Zumindest für meine Generation ist noch die bittere Wahrheit, dass Arbeitsabläufe nicht flexibel genug sind und Kollegen (und -innen) häufig zu konkurrentig, um den Kolleginnen mit Kindern entgegenzukommen. Ein Kind bedeutet eine Unterbrechung, immer, egal wann - und zumindest eine zeitliche Reduktion des Engagements. Die Frage ist nur: Wann nimmt die in Kauf. Wenn man ohnehin noch in der Ausbildung ist? Also genommen bis Ende des 2. Staatsexamens, die Promotion ist hier (sinnvolles) Beiwerk oder wenn man im Berufsleben einsteigt. Dann wird eine Juristin schnell auf die juristischen Hilfsarbeiterstellen reduziert bzw. bekommt das hässlichste Dezernat. Es muss nicht so sein, aber Abstriche in einer Phase machen zu müssen, wo dann sonst niemand Abstriche macht, ist einfach schwieriger als dort, wo alle noch nicht so genau wissen, wo ihre Berufs- und Lebensreise langgeht.
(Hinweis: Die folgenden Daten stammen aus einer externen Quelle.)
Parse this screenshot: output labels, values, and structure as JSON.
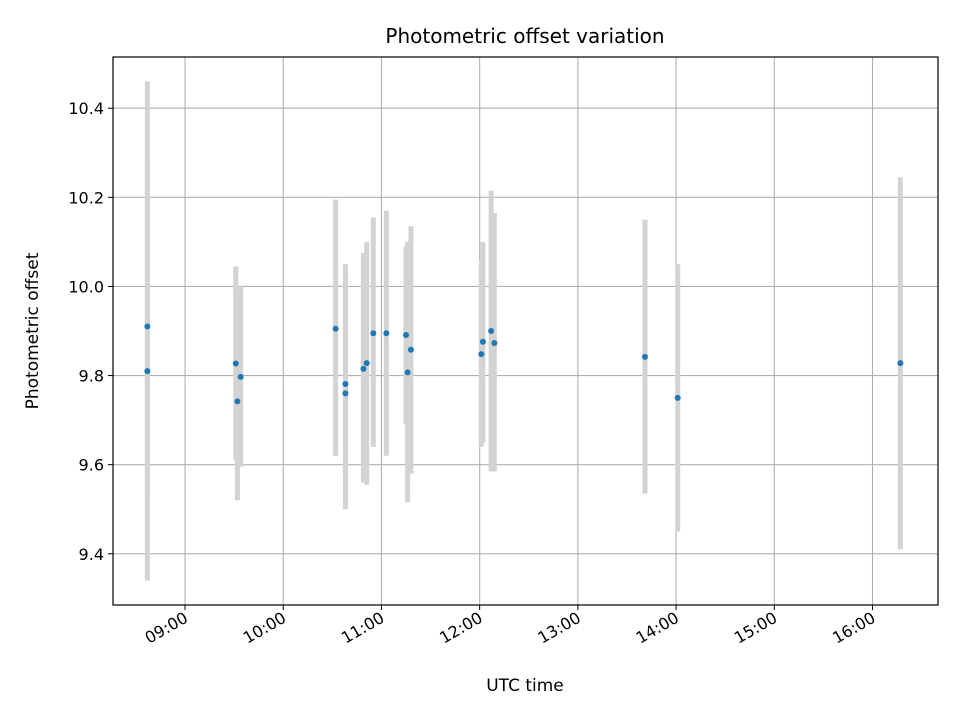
{
  "chart_data": {
    "type": "scatter",
    "title": "Photometric offset variation",
    "xlabel": "UTC time",
    "ylabel": "Photometric offset",
    "x_unit": "hours (UTC)",
    "xlim": [
      "08:16",
      "16:40"
    ],
    "ylim": [
      9.285,
      10.515
    ],
    "xticks": [
      "09:00",
      "10:00",
      "11:00",
      "12:00",
      "13:00",
      "14:00",
      "15:00",
      "16:00"
    ],
    "yticks": [
      9.4,
      9.6,
      9.8,
      10.0,
      10.2,
      10.4
    ],
    "grid": true,
    "colors": {
      "point": "#1f77b4",
      "errorbar": "#d3d3d3",
      "grid": "#b0b0b0"
    },
    "points": [
      {
        "x": "08:37",
        "y": 9.91,
        "lo": 9.54,
        "hi": 10.29
      },
      {
        "x": "08:37",
        "y": 9.81,
        "lo": 9.34,
        "hi": 10.46
      },
      {
        "x": "09:31",
        "y": 9.827,
        "lo": 9.61,
        "hi": 10.045
      },
      {
        "x": "09:32",
        "y": 9.742,
        "lo": 9.52,
        "hi": 9.965
      },
      {
        "x": "09:34",
        "y": 9.797,
        "lo": 9.595,
        "hi": 10.0
      },
      {
        "x": "10:32",
        "y": 9.905,
        "lo": 9.62,
        "hi": 10.195
      },
      {
        "x": "10:38",
        "y": 9.781,
        "lo": 9.56,
        "hi": 10.05
      },
      {
        "x": "10:38",
        "y": 9.76,
        "lo": 9.5,
        "hi": 10.02
      },
      {
        "x": "10:49",
        "y": 9.815,
        "lo": 9.56,
        "hi": 10.075
      },
      {
        "x": "10:51",
        "y": 9.828,
        "lo": 9.555,
        "hi": 10.1
      },
      {
        "x": "10:55",
        "y": 9.895,
        "lo": 9.64,
        "hi": 10.155
      },
      {
        "x": "11:03",
        "y": 9.895,
        "lo": 9.62,
        "hi": 10.17
      },
      {
        "x": "11:15",
        "y": 9.891,
        "lo": 9.69,
        "hi": 10.09
      },
      {
        "x": "11:16",
        "y": 9.807,
        "lo": 9.515,
        "hi": 10.1
      },
      {
        "x": "11:18",
        "y": 9.858,
        "lo": 9.58,
        "hi": 10.135
      },
      {
        "x": "12:01",
        "y": 9.848,
        "lo": 9.64,
        "hi": 10.06
      },
      {
        "x": "12:02",
        "y": 9.876,
        "lo": 9.65,
        "hi": 10.1
      },
      {
        "x": "12:07",
        "y": 9.9,
        "lo": 9.585,
        "hi": 10.215
      },
      {
        "x": "12:09",
        "y": 9.873,
        "lo": 9.585,
        "hi": 10.165
      },
      {
        "x": "13:41",
        "y": 9.842,
        "lo": 9.535,
        "hi": 10.15
      },
      {
        "x": "14:01",
        "y": 9.75,
        "lo": 9.45,
        "hi": 10.05
      },
      {
        "x": "16:17",
        "y": 9.828,
        "lo": 9.41,
        "hi": 10.245
      }
    ]
  }
}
Anderer Tipp: Von den Männern nicht irre machen lassen, liebe Angua. Wenn die Zwischenschritte mit weniger Aufwand gehen müssen, geht es auch. Das glaubt man aber nicht, wenn man - vor allem - männliche Kollegen reden hört. Tut mir leid, dass ich jetzt so schlimm gendern muss, ich halte das aber für eine natürliche Folge der früheren gesellschaftlichen Gegebenheiten. Männer konnten eben sechzig Stunden die Woche in ein Gutachten/einen Fall/die Examensvorbereitung/Promotion etc. investieren. Daraus hat sich ja auch die Rollenverteilung gerechtfertigt, denn wer so viel arbeiten muss, kann nicht nebenbei Wäsche waschen *lol*. Das gilt aber natürlich auch a) für Frauen mit derselben Laufbahn (deswegen gleich mit Unterstützung planen) und b) genügt für viele Fälle der zielgerichtete halbe Aufwand, wenn man es sich traut. Das ist aber sehr schwer, weil bei uns ja alle permanent über ihren Examens/Promotions-/Referndariat/2.Examens-Stress stöhnen. Wenn man das hört, kann man nie Kinder bekommen.
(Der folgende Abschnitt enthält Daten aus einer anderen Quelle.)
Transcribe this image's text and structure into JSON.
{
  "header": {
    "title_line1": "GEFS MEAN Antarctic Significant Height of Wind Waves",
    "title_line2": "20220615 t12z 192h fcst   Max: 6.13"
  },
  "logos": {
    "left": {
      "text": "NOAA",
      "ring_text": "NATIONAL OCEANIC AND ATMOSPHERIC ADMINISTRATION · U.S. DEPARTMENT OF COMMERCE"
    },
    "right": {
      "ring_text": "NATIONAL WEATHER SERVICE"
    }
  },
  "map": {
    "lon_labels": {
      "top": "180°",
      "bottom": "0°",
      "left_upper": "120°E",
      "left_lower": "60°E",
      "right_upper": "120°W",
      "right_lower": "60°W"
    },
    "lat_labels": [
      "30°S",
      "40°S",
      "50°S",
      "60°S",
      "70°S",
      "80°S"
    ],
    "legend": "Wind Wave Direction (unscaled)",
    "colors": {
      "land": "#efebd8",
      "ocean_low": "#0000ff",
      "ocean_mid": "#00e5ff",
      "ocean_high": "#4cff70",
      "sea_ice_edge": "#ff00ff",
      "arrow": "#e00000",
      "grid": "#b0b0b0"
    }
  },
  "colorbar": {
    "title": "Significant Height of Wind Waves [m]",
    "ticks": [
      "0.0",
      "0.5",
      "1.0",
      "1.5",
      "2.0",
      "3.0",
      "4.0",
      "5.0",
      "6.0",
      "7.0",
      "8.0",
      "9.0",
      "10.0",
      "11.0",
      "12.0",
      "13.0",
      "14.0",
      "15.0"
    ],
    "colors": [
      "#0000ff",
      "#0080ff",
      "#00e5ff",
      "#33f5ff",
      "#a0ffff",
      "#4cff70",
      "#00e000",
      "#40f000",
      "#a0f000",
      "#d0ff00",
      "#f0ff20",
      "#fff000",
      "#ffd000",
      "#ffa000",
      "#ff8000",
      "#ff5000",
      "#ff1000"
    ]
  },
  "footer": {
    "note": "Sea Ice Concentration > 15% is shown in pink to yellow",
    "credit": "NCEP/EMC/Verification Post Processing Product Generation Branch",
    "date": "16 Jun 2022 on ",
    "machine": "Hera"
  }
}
Und noch kurz zu Moose: Ja, ich habe die gutbezahlte Elternzeit auch genossen, hatte aber leider eine andere Art von Job, in den ich zurückgekehrt bin und es daher weniger genossen, dass ich wegen Kinderkrankzeiten Blut und Wasser geschwitzt habe und aus der Kinderklinik zu Verhandlungen oder Veranstaltungen gefahren bin, weil mein Umfeld leider nicht gewillt war, moderne Großzügigkeit an den Tag zu legen.
Vielleicht also das noch ein Gedanke: Partnerschaft bedeutet auch, hier mit einzuspringen, wenn zeitlich nicht möglich, dann wenigstens finanziell. Das sollte vorher klar sein .
Liebe Angua, verzeih das lange Brainstorming, aber ich wusste schon, dass ich später nicht mehr zum Antworten komme. LG und alles Gute.